A Statistical Estimation of the Occurrence of Extraterrestrial Intelligence in the Milky Way Galaxy

TL;DR

This paper uses an empirical galactic simulation model to estimate the spatial-temporal distribution and prevalence of extraterrestrial intelligence in the Milky Way, considering factors like abiogenesis, evolution, and self-annihilation.

Contribution

It introduces a novel simulation approach incorporating overlooked factors to estimate ETI occurrence and identify likely regions and ages of intelligent life in the galaxy.

Findings

ETI most likely exists in a 4 kpc ring around the Galactic center.

Self-annihilation probability significantly impacts ETI prevalence.

Most galactic intelligent life is predicted to be young, complicating detection.

Abstract

In the field of Astrobiology, the precise location, prevalence and age of potential extraterrestrial intelligence (ETI) have not been explicitly explored. Here, we address these inquiries using an empirical galactic simulation model to analyze the spatial-temporal variations and the prevalence of potential ETI within the Galaxy. This model estimates the occurrence of ETI, providing guidance on where to look for intelligent life in the Search for ETI (SETI) with a set of criteria, including well-established astrophysical properties of the Milky Way. Further, typically overlooked factors such as the process of abiogenesis, different evolutionary timescales and potential self-annihilation are incorporated to explore the growth propensity of ETI. We examine three major parameters: 1) the likelihood rate of abiogenesis ({\lambda}A); 2) evolutionary timescales (Tevo); and 3) probability of self-annihilation of complex life (Pann).

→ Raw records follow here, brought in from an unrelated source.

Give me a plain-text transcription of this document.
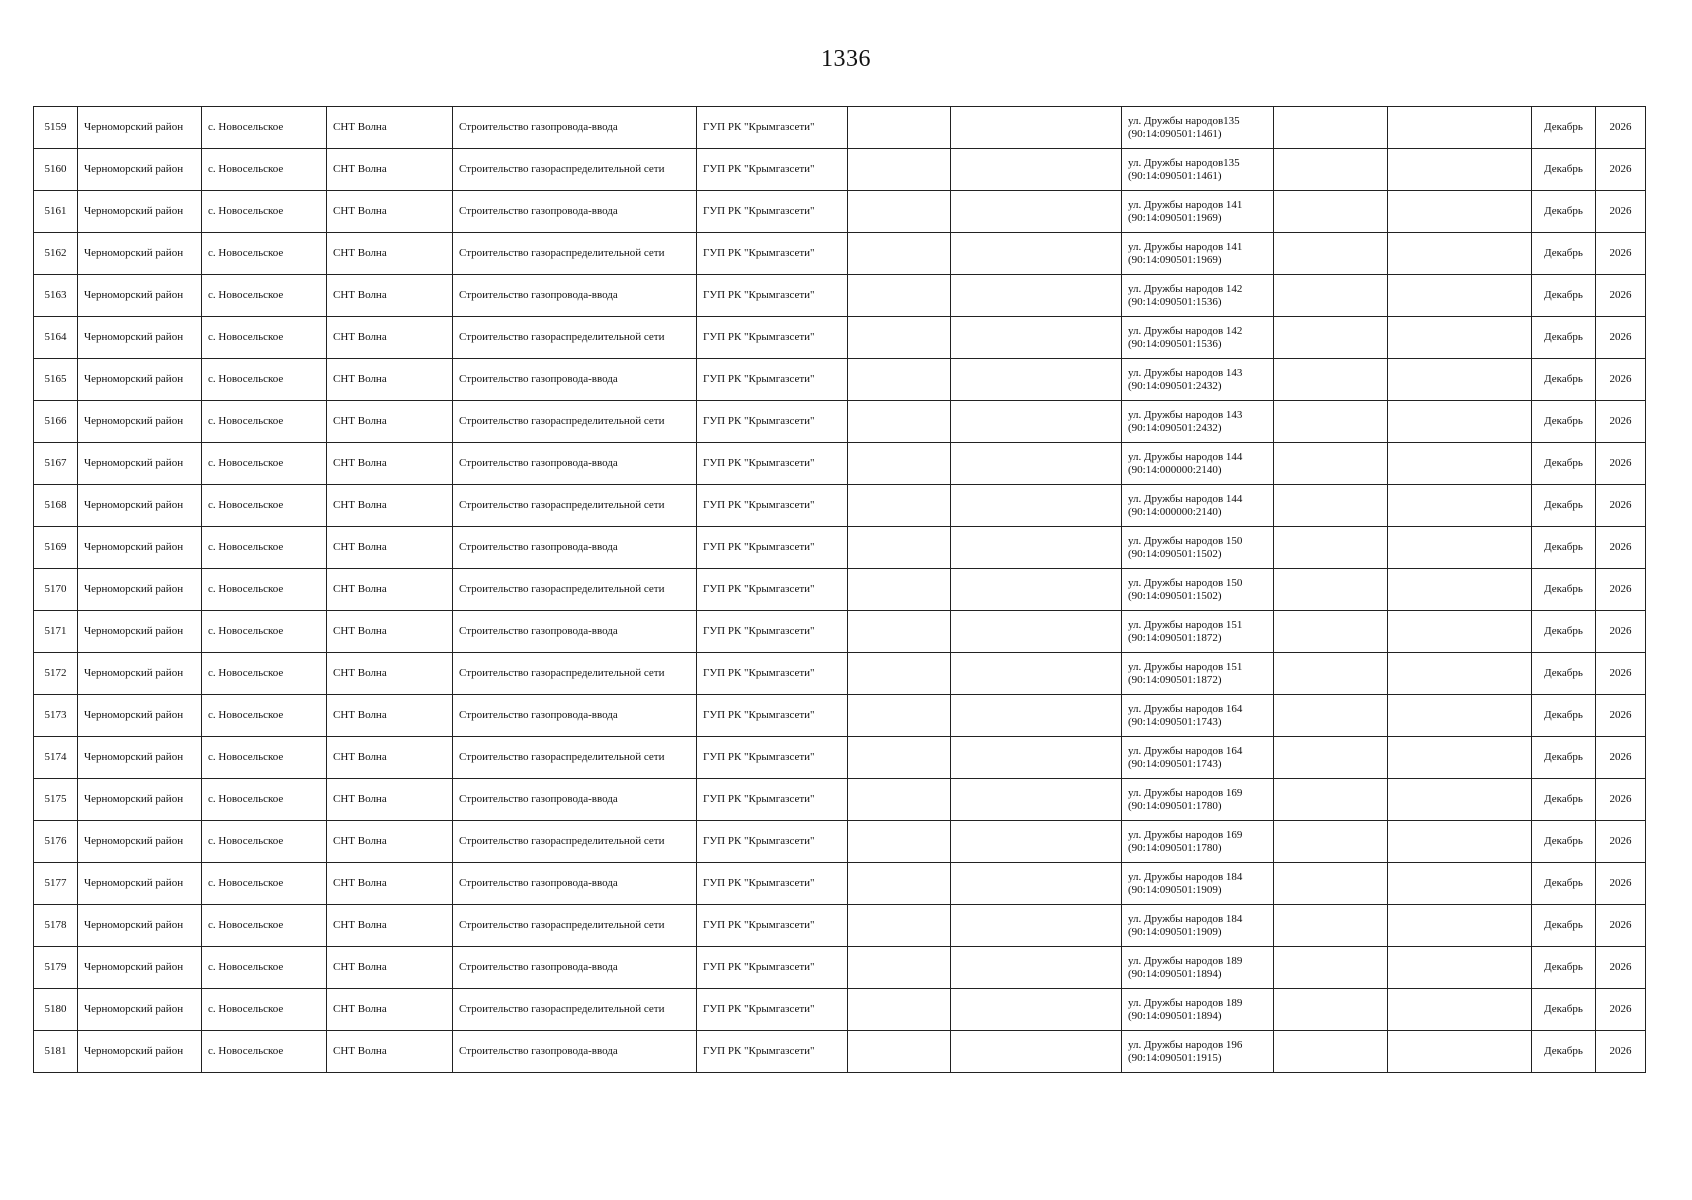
1336
5159	Черноморский район	с. Новосельское	СНТ Волна	Строительство газопровода-ввода	ГУП РК "Крымгазсети"			ул. Дружбы народов135 (90:14:090501:1461)			Декабрь	2026
5160	Черноморский район	с. Новосельское	СНТ Волна	Строительство газораспределительной сети	ГУП РК "Крымгазсети"			ул. Дружбы народов135 (90:14:090501:1461)			Декабрь	2026
5161	Черноморский район	с. Новосельское	СНТ Волна	Строительство газопровода-ввода	ГУП РК "Крымгазсети"			ул. Дружбы народов 141 (90:14:090501:1969)			Декабрь	2026
5162	Черноморский район	с. Новосельское	СНТ Волна	Строительство газораспределительной сети	ГУП РК "Крымгазсети"			ул. Дружбы народов 141 (90:14:090501:1969)			Декабрь	2026
5163	Черноморский район	с. Новосельское	СНТ Волна	Строительство газопровода-ввода	ГУП РК "Крымгазсети"			ул. Дружбы народов 142 (90:14:090501:1536)			Декабрь	2026
5164	Черноморский район	с. Новосельское	СНТ Волна	Строительство газораспределительной сети	ГУП РК "Крымгазсети"			ул. Дружбы народов 142 (90:14:090501:1536)			Декабрь	2026
5165	Черноморский район	с. Новосельское	СНТ Волна	Строительство газопровода-ввода	ГУП РК "Крымгазсети"			ул. Дружбы народов 143 (90:14:090501:2432)			Декабрь	2026
5166	Черноморский район	с. Новосельское	СНТ Волна	Строительство газораспределительной сети	ГУП РК "Крымгазсети"			ул. Дружбы народов 143 (90:14:090501:2432)			Декабрь	2026
5167	Черноморский район	с. Новосельское	СНТ Волна	Строительство газопровода-ввода	ГУП РК "Крымгазсети"			ул. Дружбы народов 144 (90:14:000000:2140)			Декабрь	2026
5168	Черноморский район	с. Новосельское	СНТ Волна	Строительство газораспределительной сети	ГУП РК "Крымгазсети"			ул. Дружбы народов 144 (90:14:000000:2140)			Декабрь	2026
5169	Черноморский район	с. Новосельское	СНТ Волна	Строительство газопровода-ввода	ГУП РК "Крымгазсети"			ул. Дружбы народов 150 (90:14:090501:1502)			Декабрь	2026
5170	Черноморский район	с. Новосельское	СНТ Волна	Строительство газораспределительной сети	ГУП РК "Крымгазсети"			ул. Дружбы народов 150 (90:14:090501:1502)			Декабрь	2026
5171	Черноморский район	с. Новосельское	СНТ Волна	Строительство газопровода-ввода	ГУП РК "Крымгазсети"			ул. Дружбы народов 151 (90:14:090501:1872)			Декабрь	2026
5172	Черноморский район	с. Новосельское	СНТ Волна	Строительство газораспределительной сети	ГУП РК "Крымгазсети"			ул. Дружбы народов 151 (90:14:090501:1872)			Декабрь	2026
5173	Черноморский район	с. Новосельское	СНТ Волна	Строительство газопровода-ввода	ГУП РК "Крымгазсети"			ул. Дружбы народов 164 (90:14:090501:1743)			Декабрь	2026
5174	Черноморский район	с. Новосельское	СНТ Волна	Строительство газораспределительной сети	ГУП РК "Крымгазсети"			ул. Дружбы народов 164 (90:14:090501:1743)			Декабрь	2026
5175	Черноморский район	с. Новосельское	СНТ Волна	Строительство газопровода-ввода	ГУП РК "Крымгазсети"			ул. Дружбы народов 169 (90:14:090501:1780)			Декабрь	2026
5176	Черноморский район	с. Новосельское	СНТ Волна	Строительство газораспределительной сети	ГУП РК "Крымгазсети"			ул. Дружбы народов 169 (90:14:090501:1780)			Декабрь	2026
5177	Черноморский район	с. Новосельское	СНТ Волна	Строительство газопровода-ввода	ГУП РК "Крымгазсети"			ул. Дружбы народов 184 (90:14:090501:1909)			Декабрь	2026
5178	Черноморский район	с. Новосельское	СНТ Волна	Строительство газораспределительной сети	ГУП РК "Крымгазсети"			ул. Дружбы народов 184 (90:14:090501:1909)			Декабрь	2026
5179	Черноморский район	с. Новосельское	СНТ Волна	Строительство газопровода-ввода	ГУП РК "Крымгазсети"			ул. Дружбы народов 189 (90:14:090501:1894)			Декабрь	2026
5180	Черноморский район	с. Новосельское	СНТ Волна	Строительство газораспределительной сети	ГУП РК "Крымгазсети"			ул. Дружбы народов 189 (90:14:090501:1894)			Декабрь	2026
5181	Черноморский район	с. Новосельское	СНТ Волна	Строительство газопровода-ввода	ГУП РК "Крымгазсети"			ул. Дружбы народов 196 (90:14:090501:1915)			Декабрь	2026
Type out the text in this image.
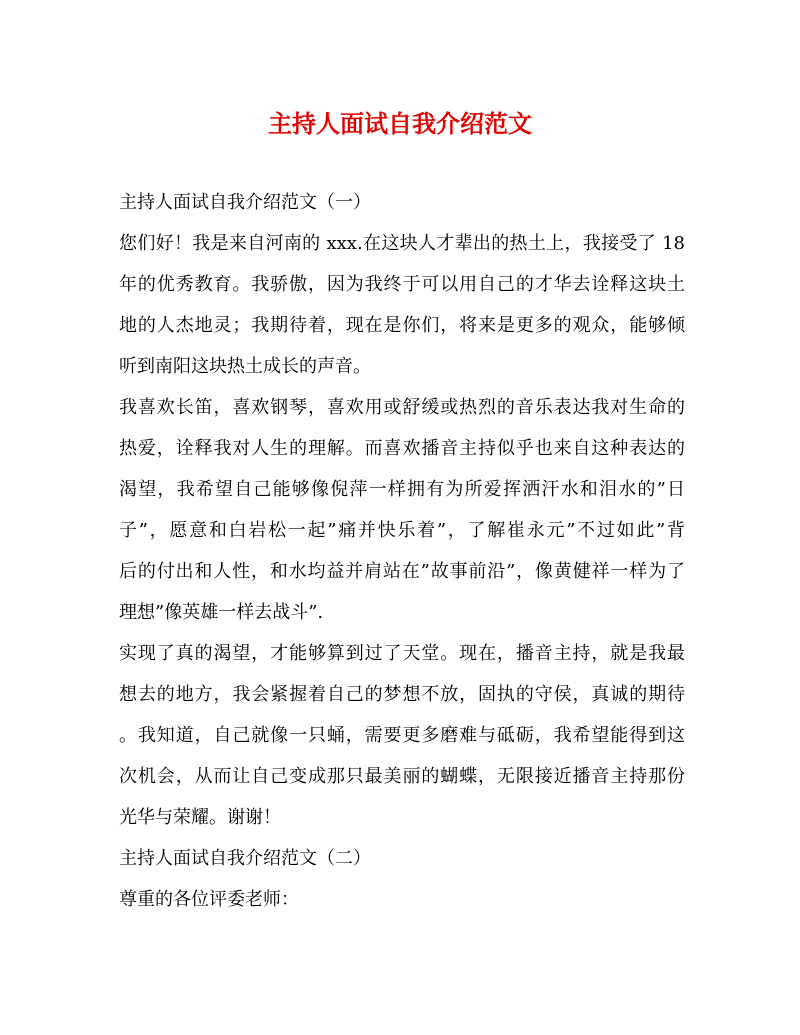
主持人面试自我介绍范文
主持人面试自我介绍范文（一）
您们好！我是来自河南的 xxx.在这块人才辈出的热土上，我接受了 18
年的优秀教育。我骄傲，因为我终于可以用自己的才华去诠释这块土
地的人杰地灵；我期待着，现在是你们，将来是更多的观众，能够倾
听到南阳这块热土成长的声音。
我喜欢长笛，喜欢钢琴，喜欢用或舒缓或热烈的音乐表达我对生命的
热爱，诠释我对人生的理解。而喜欢播音主持似乎也来自这种表达的
渴望，我希望自己能够像倪萍一样拥有为所爱挥洒汗水和泪水的”日
子”，愿意和白岩松一起”痛并快乐着”，了解崔永元”不过如此”背
后的付出和人性，和水均益并肩站在”故事前沿”，像黄健祥一样为了
理想”像英雄一样去战斗”.
实现了真的渴望，才能够算到过了天堂。现在，播音主持，就是我最
想去的地方，我会紧握着自己的梦想不放，固执的守侯，真诚的期待
。我知道，自己就像一只蛹，需要更多磨难与砥砺，我希望能得到这
次机会，从而让自己变成那只最美丽的蝴蝶，无限接近播音主持那份
光华与荣耀。谢谢！
主持人面试自我介绍范文（二）
尊重的各位评委老师：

We found Pann to be the most influential parameter determining the quantity and age of galactic intelligent life. Our model simulation also identified a peak location for ETI at an annular region approximately 4 kpc from the Galactic center around 8 billion years (Gyrs), with complex life decreasing temporally and spatially from the peak point, asserting a high likelihood of intelligent life in the galactic inner disk. The simulated age distributions also suggest that most of the intelligent life in our galaxy are young, thus making observation or detection difficult.